No clause of my prayer was allowed to pass muster unless it was accompanied by what I called a “realization,” by which I meant a certain vividness of the imagination and the affections.  My nightly task was to produce by sheer will power a phenomenon which will power could never produce, which was so ill-defined I could never say with absolute confidence whether it had occurred, and which, even when it did occur, was of a very mediocre spiritual value. (61)

Lewis himself notes that it was a brilliant ploy of the Enemy–similar to one I saw a debate student pull on several other non-debate panel members in one of my classes today.  In that case, the student clearly and forcefully posed an answer to a hypothetical question (in his case dealing with the bombing of Hiroshima and Nagasaki) and then just as forcefully refused to accept anything but concrete evidence to the contrary.   The trouble was that the scenario in question was entirely abstract and therefore there was no concrete evidence that could be offered.  In short, he presented them with a question that, if they accepted it on his terms, was impossible to answer.  Jack put himself in a similar bind.  He notes that he demanded of his will power one thing that will alone could never deliver.  The result, not surprisingly, was repeated failure.

Jack’s response was to reinforce that failure.  If he could not find that feeling, it must simply be that he wasn’t trying hard enough.  So, he would spend hours up at night, repraying the same prayers over and over and hoping that this time he would get it right.  It was an incredible burden, especially for a thirteen year old boy.  He found that as time went on he “dreaded bed time” and that had it gone on for much longer, “I think I should have gone mad.” (63)

All of that built up in his mind over time and as a result, not only did he feel like he could slip away from his faith, in fact he wanted to do so.  It made him “desperately anxious to get rid of my religion.”  Atheism, then, came as a release.
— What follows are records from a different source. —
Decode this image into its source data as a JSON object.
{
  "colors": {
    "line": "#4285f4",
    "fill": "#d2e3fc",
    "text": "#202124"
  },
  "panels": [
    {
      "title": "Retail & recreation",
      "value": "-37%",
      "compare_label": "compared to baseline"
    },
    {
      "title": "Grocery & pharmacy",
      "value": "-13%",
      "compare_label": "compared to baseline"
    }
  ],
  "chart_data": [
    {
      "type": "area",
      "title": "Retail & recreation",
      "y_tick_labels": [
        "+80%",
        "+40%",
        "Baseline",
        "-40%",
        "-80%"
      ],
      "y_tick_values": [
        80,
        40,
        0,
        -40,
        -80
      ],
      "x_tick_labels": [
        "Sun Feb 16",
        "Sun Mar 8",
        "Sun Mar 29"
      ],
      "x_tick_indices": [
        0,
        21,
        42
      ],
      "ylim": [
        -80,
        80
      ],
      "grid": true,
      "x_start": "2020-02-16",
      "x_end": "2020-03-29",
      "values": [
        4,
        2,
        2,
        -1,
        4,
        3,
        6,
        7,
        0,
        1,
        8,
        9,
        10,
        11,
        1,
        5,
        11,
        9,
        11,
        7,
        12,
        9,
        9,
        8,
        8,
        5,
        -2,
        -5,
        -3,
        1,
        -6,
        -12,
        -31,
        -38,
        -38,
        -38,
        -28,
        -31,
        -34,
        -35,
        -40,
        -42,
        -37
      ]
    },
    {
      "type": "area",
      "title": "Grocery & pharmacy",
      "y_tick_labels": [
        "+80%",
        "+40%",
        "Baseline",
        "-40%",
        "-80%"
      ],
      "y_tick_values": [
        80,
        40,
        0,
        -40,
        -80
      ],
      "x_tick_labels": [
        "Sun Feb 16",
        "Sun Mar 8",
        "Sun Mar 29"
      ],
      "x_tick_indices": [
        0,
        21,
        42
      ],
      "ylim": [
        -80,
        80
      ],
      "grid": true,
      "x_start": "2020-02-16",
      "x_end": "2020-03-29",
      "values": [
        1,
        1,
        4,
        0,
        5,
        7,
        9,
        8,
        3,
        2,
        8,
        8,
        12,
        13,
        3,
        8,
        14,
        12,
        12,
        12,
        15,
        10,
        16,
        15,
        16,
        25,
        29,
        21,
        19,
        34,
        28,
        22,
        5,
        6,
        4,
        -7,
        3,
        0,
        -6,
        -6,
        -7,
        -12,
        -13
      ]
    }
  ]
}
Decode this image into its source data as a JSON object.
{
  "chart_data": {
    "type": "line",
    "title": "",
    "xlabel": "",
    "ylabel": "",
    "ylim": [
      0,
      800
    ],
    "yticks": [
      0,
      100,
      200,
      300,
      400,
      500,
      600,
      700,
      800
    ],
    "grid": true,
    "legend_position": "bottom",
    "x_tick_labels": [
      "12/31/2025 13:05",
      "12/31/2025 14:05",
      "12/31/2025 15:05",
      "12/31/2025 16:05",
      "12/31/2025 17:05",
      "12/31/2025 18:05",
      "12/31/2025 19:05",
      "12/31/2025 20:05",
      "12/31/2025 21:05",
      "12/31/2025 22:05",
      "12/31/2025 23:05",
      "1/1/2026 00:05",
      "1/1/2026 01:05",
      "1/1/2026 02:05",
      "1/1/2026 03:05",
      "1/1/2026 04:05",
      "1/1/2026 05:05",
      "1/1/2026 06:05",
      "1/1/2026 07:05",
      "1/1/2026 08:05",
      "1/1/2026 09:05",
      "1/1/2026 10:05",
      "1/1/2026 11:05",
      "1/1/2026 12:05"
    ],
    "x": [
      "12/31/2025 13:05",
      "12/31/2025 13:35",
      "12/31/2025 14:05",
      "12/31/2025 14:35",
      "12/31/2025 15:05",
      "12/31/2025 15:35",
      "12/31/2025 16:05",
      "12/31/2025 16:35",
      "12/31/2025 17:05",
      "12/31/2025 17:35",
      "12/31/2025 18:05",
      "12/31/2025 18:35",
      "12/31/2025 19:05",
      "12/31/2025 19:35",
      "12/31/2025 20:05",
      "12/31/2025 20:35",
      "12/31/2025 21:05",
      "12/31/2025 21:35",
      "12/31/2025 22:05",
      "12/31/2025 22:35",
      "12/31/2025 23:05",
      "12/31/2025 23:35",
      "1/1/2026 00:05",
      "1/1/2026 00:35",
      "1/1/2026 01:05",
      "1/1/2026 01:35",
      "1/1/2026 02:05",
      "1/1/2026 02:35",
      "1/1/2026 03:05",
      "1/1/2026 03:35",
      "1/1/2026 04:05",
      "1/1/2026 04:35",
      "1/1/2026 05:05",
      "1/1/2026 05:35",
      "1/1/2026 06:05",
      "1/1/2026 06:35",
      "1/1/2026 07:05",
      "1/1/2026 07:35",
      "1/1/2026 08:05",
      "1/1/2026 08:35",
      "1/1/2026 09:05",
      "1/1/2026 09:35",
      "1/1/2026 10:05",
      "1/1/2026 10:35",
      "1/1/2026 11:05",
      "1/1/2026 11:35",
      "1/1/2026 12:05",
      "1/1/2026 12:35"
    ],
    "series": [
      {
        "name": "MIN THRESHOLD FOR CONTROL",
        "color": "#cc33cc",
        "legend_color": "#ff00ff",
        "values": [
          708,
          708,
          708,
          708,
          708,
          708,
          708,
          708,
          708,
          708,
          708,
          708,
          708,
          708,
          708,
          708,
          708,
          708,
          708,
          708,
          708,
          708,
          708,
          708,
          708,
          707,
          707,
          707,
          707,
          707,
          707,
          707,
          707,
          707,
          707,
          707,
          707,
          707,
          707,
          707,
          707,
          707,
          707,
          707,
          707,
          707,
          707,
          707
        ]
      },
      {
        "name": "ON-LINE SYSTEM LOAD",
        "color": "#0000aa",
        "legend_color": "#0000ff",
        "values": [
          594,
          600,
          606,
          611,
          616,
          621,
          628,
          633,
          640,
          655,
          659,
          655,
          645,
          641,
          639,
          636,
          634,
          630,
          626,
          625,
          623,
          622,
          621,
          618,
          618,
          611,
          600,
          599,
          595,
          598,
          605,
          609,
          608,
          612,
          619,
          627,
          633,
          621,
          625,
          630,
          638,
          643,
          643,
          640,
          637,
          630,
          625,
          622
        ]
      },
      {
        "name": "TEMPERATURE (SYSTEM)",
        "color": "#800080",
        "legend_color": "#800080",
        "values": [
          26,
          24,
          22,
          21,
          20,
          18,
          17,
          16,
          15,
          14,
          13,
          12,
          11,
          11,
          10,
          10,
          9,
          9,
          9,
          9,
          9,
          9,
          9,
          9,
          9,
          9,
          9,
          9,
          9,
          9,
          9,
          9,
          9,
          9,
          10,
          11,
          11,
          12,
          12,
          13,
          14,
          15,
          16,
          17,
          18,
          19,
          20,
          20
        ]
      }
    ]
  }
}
My wife and daughter got me this...but its on cassette tape! 😦

I also find it interesting to see bits of Screwtape showing up in this section.  Somewhere–I believe it was in the prologue to The Screwtape Letters–Lewis remarked that he did not need to delve into any diabolic sources to research Screwtape.  He simply knew what worked with him.  He seems to be facing precisely that sort of attack that one might expect Screwtape himself to mastermind, and (at least in 1955) he understands what had happened to him.  In his descriptions I can almost see Jack’s infernal companion whispering in the young man’s ear, kneeling by his bed in the deep shadows of the night, a solitude broken only so often by the ticking of a clock and a sliver of moonlight.  The patient was tired, but the demon kept whispering his encouragement–“Keep at it!  Maybe this time!  Did you really mean that prayer?  Was that feeling real enough?”

And so it would go, with Jack’s best, most earnest efforts leading him farther into the darkness, into the halls of infernal Noise, perhaps to one day become the prey of Undersecretary of the Infernal Lowerarchy himself.